Cuando se lucha por la inclusión—por el movimiento desde los márgenes—resulta políticamente útil señalar las contradicciones entre lo que otros dicen y lo que han hecho. Algunos se dan a la ingente tarea de revisar la historia para que esas disonancias, muchas veces camufladas, resulten evidentes. Cuando la historia se cuenta en clave de trama política, marcar la distancia del dicho al hecho es una manera particularmente efectiva de contrastar la pragmática con la semántica de los discursos políticos. En su libro Contrahistoria del Liberalismo el filósofo político italiano Domenico Losurdo, recientemente fallecido, apunta a una de estas grandes disonancias. Dice Losurdo que
[e]n la revolución norteamericana [es decir, en la Guerra por la Independencia de las trece colonias] Virginia desempeña un papel relevante: aquí está presente el 40 por ciento de los esclavos del país; pero de aquí proviene el mayor número de protagonistas de la revuelta que ha estallado en nombre de la libertad. Durante treinta y dos de los primeros treinta y seis años de vida de los Estados Unidos quienes ocuparon el puesto de presidente fueron propietarios de esclavos, provenientes, precisamente de Virginia. Es esta colonia, o este Estado, fundado en la esclavitud, el que proporciona al país sus estadistas mas ilustres; baste pensar en George Washington […] y en James Madison y Thomas Jefferson (autores respectivamente de la Declaración de Independencia y de la Constitución Federal de 1787), los tres, propietarios de esclavos.[6]Que los descendientes de estos hombres blancos reconozcan cabalmente algo tan fundamental como el derecho a la vida de los descendientes de los otrora esclavos constituye al día de hoy una agenda inconclusa.

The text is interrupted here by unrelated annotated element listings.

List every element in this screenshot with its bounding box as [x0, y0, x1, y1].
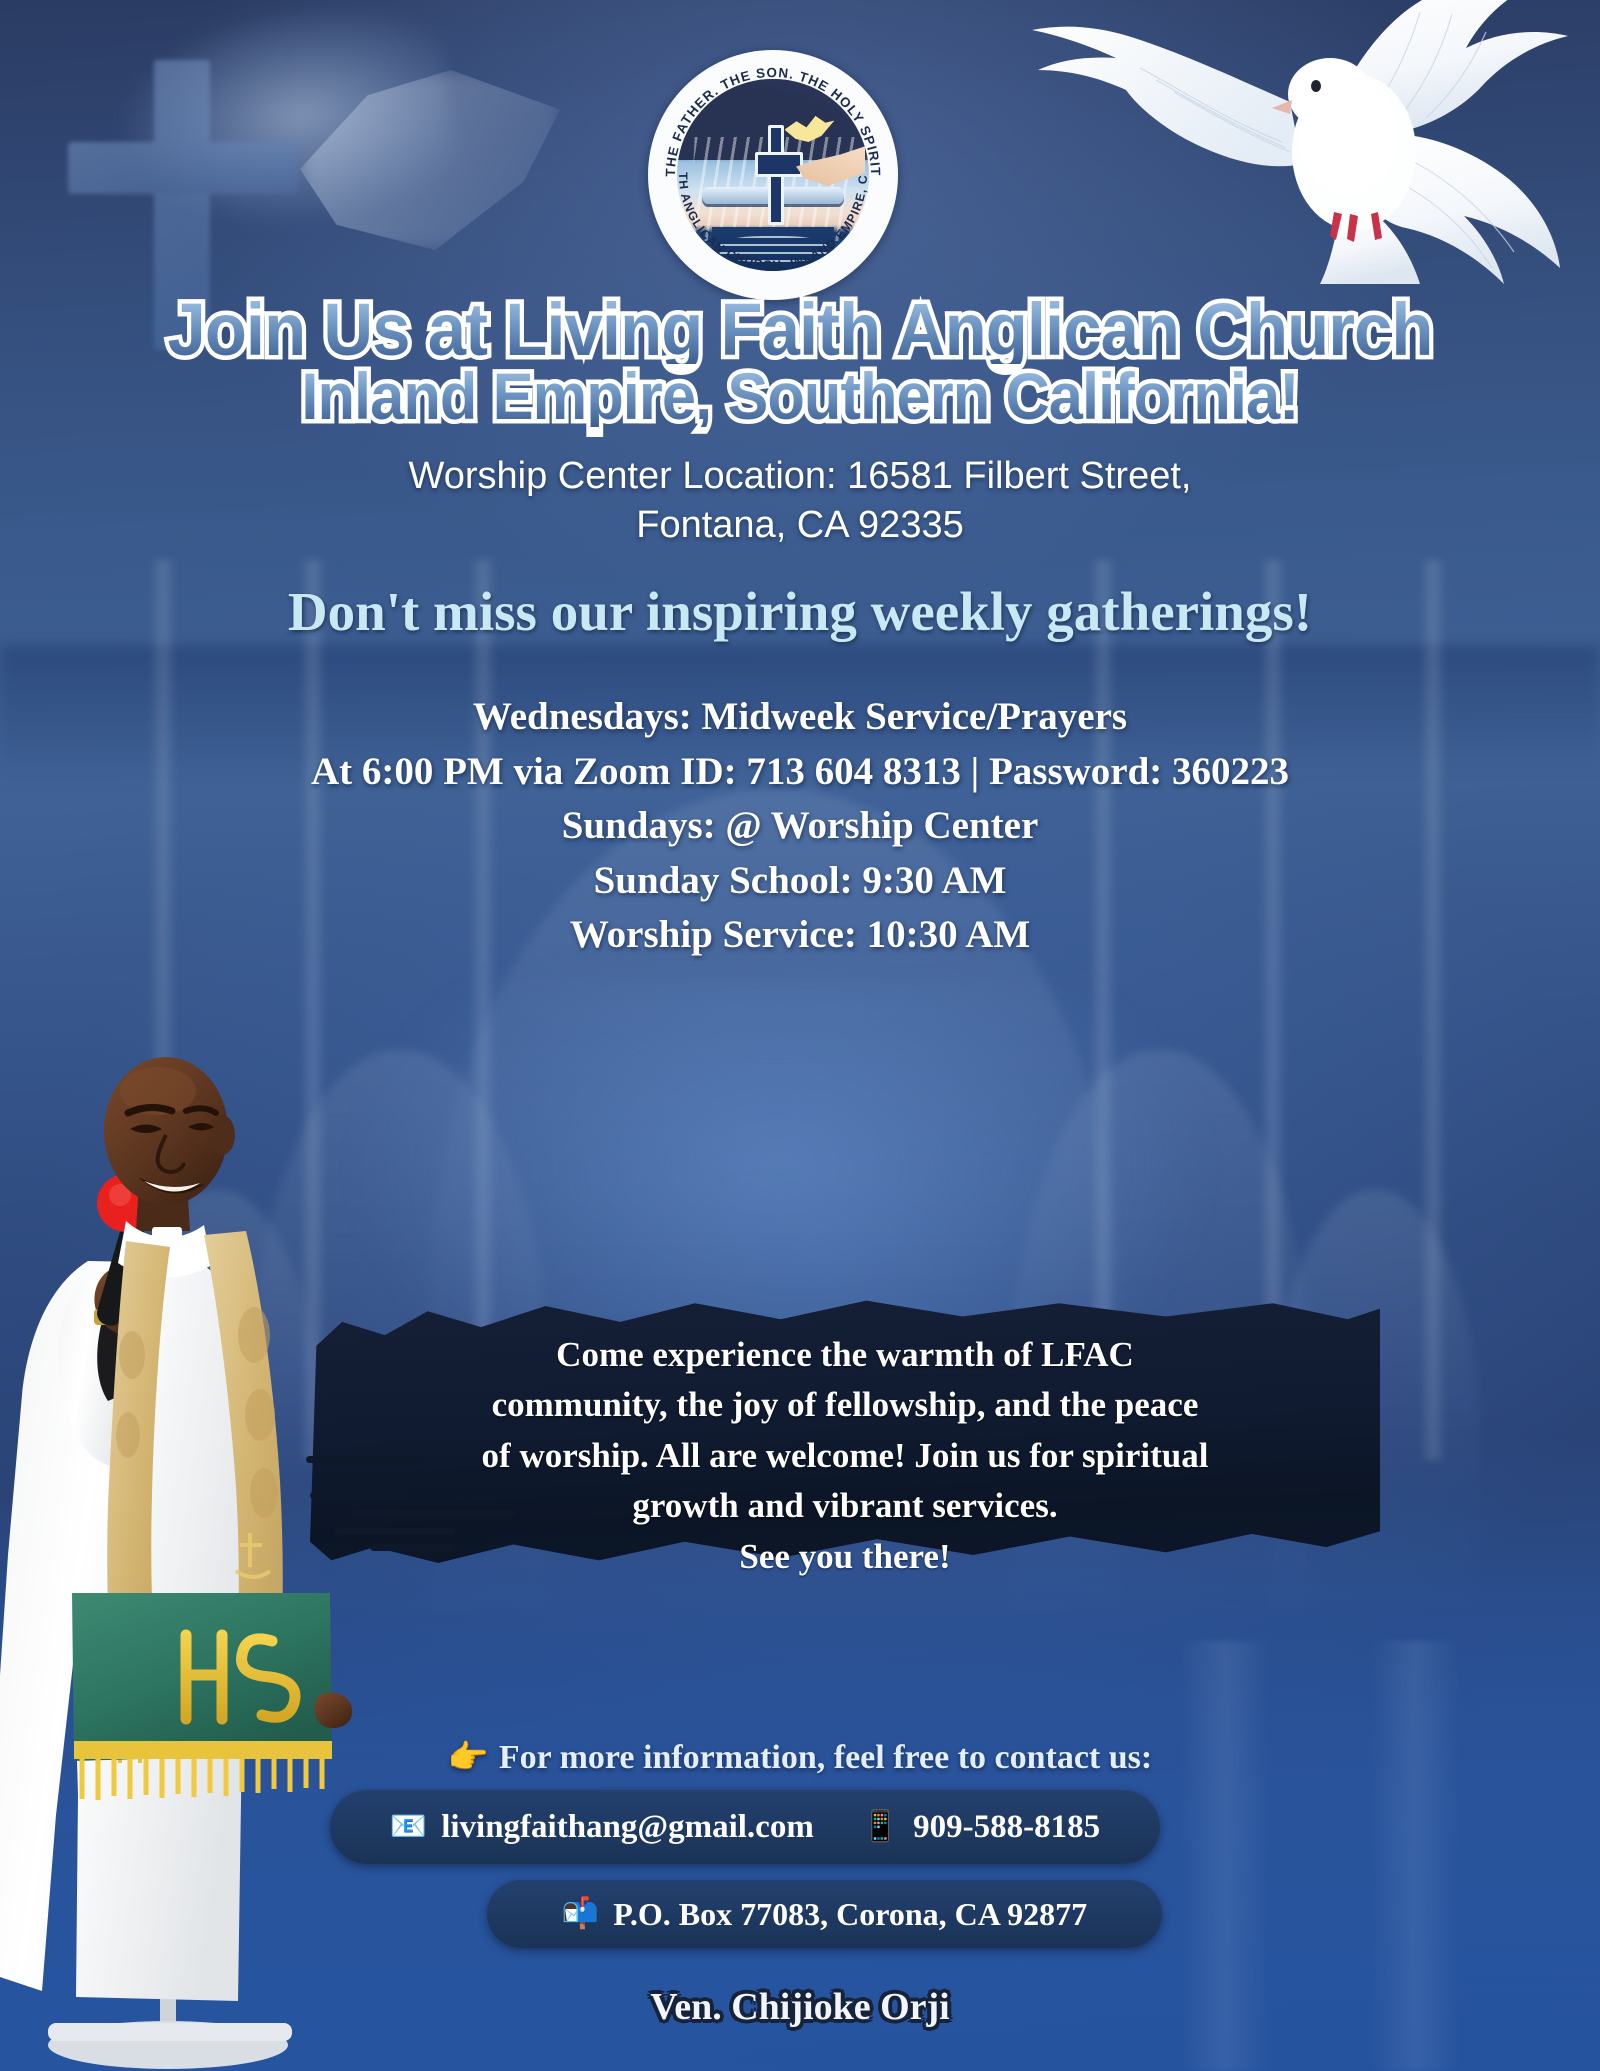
headline-line-1: Join Us at Living Faith Anglican Church … [0, 296, 1600, 364]
contact-pill-mailing: 📬 P.O. Box 77083, Corona, CA 92877 [487, 1880, 1162, 1948]
phone-number[interactable]: 909-588-8185 [913, 1809, 1100, 1846]
banner-line: of worship. All are welcome! Join us for… [330, 1431, 1360, 1481]
worship-center-address: Worship Center Location: 16581 Filbert S… [0, 452, 1600, 549]
phone-contact[interactable]: 📱 909-588-8185 [862, 1809, 1100, 1846]
headline: Join Us at Living Faith Anglican Church … [0, 296, 1600, 427]
banner-line: growth and vibrant services. [330, 1481, 1360, 1531]
service-line: Sunday School: 9:30 AM [0, 854, 1600, 909]
logo-ring-text: THE FATHER. THE SON. THE HOLY SPIRIT LIV… [648, 50, 898, 300]
mobile-phone-icon: 📱 [862, 1812, 899, 1842]
flyer-canvas: THE FATHER. THE SON. THE HOLY SPIRIT LIV… [0, 0, 1600, 2071]
signature-name: Ven. Chijioke Orji [0, 1985, 1600, 2029]
banner-line: See you there! [330, 1532, 1360, 1582]
address-line-1: Worship Center Location: 16581 Filbert S… [0, 452, 1600, 501]
church-logo: THE FATHER. THE SON. THE HOLY SPIRIT LIV… [648, 50, 898, 300]
service-line: At 6:00 PM via Zoom ID: 713 604 8313 | P… [0, 745, 1600, 800]
address-line-2: Fontana, CA 92335 [0, 501, 1600, 550]
service-line: Sundays: @ Worship Center [0, 799, 1600, 854]
headline-line-1-face: Join Us at Living Faith Anglican Church [56, 296, 1544, 364]
contact-pill-primary: 📧 livingfaithang@gmail.com 📱 909-588-818… [330, 1790, 1160, 1864]
service-line: Worship Service: 10:30 AM [0, 908, 1600, 963]
tagline: Don't miss our inspiring weekly gatherin… [0, 580, 1600, 643]
dove-illustration [990, 0, 1600, 284]
email-contact[interactable]: 📧 livingfaithang@gmail.com [390, 1809, 814, 1846]
headline-line-2: Inland Empire, Southern California! Inla… [0, 366, 1600, 427]
pointing-hand-icon: 👉 [448, 1740, 489, 1776]
banner-line: community, the joy of fellowship, and th… [330, 1380, 1360, 1430]
priest-photo [0, 1035, 430, 2071]
service-schedule: Wednesdays: Midweek Service/Prayers At 6… [0, 690, 1600, 963]
email-address[interactable]: livingfaithang@gmail.com [441, 1809, 814, 1846]
email-icon: 📧 [390, 1812, 427, 1842]
contact-heading-text: For more information, feel free to conta… [499, 1739, 1152, 1776]
po-box-address: P.O. Box 77083, Corona, CA 92877 [613, 1896, 1087, 1933]
po-box-contact: 📬 P.O. Box 77083, Corona, CA 92877 [562, 1896, 1087, 1933]
service-line: Wednesdays: Midweek Service/Prayers [0, 690, 1600, 745]
contact-heading: 👉For more information, feel free to cont… [0, 1738, 1600, 1777]
banner-line: Come experience the warmth of LFAC [330, 1330, 1360, 1380]
mailbox-icon: 📬 [562, 1899, 599, 1929]
logo-bottom-arc-text: LIVING FAITH ANGLICAN CHURCH, INLAND EMP… [648, 50, 870, 272]
headline-line-2-face: Inland Empire, Southern California! [56, 366, 1544, 427]
welcome-banner-text: Come experience the warmth of LFAC commu… [330, 1330, 1360, 1582]
logo-top-arc-text: THE FATHER. THE SON. THE HOLY SPIRIT [663, 65, 883, 177]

Por ello resulta indispensable el trabajo incansable de organizaciones como Black Lives Matter. Si hace falta recordar constantemente algo tan antiguo como lo consignado en el artículo 39 de la Carta Magna, es porque el mismo poder soberano que a algunos le concede derechos, a otros les deja morir. A esto se refiere Mbembe por necropolítica, la soberanía entendida en su doble capacidad de hacer morir a algunos y dejar vivir a otros.[7] Como defensa, las comunidades afroamericanas alzan su voz al unísono para que se les reconozca a cada uno de ellos, individualmente, lo que ningún cuerpo blanco masculino y heterosexual tiene que reclamar colectivamente: la posibilidad de dar un alto a quien le resulte amenazante, la capacidad de afirmar que sus cuerpos están entre los que se dejan vivir.
V
Cambiar los términos
Por mucho tiempo hemos partido de la premisa que todas queríamos ser escuchadas y tener derechos en la sociedad donde coexistimos. El paradigma dominante de reinvindicación política ha sido el de la inclusión frente a la exclusión, el de la nivelación frente a la dominación. Este programa, necesario moral y políticamente, contribuye, no obstante, a cierto narcisismo del poder. El dominante y el excluyente si pierden, ganan. Pueden decirle a la que logra ser finalmente admitida a la comunidad política: “Me has vencido. Puedes ser como yo. Reconozco mi derrota. Esfuérzate en llegar a ser como he sido.” Para combatir esta respuesta lampedusiana hay que llegar a ser parte marcando la diferencia con aquello a lo que una se integra, una especie de ‘sí, pero no’ tan retante. Se trata de commutar un triunfo inmediatamente en otra lucha constante: el de advenir a estar sin advenir a ser.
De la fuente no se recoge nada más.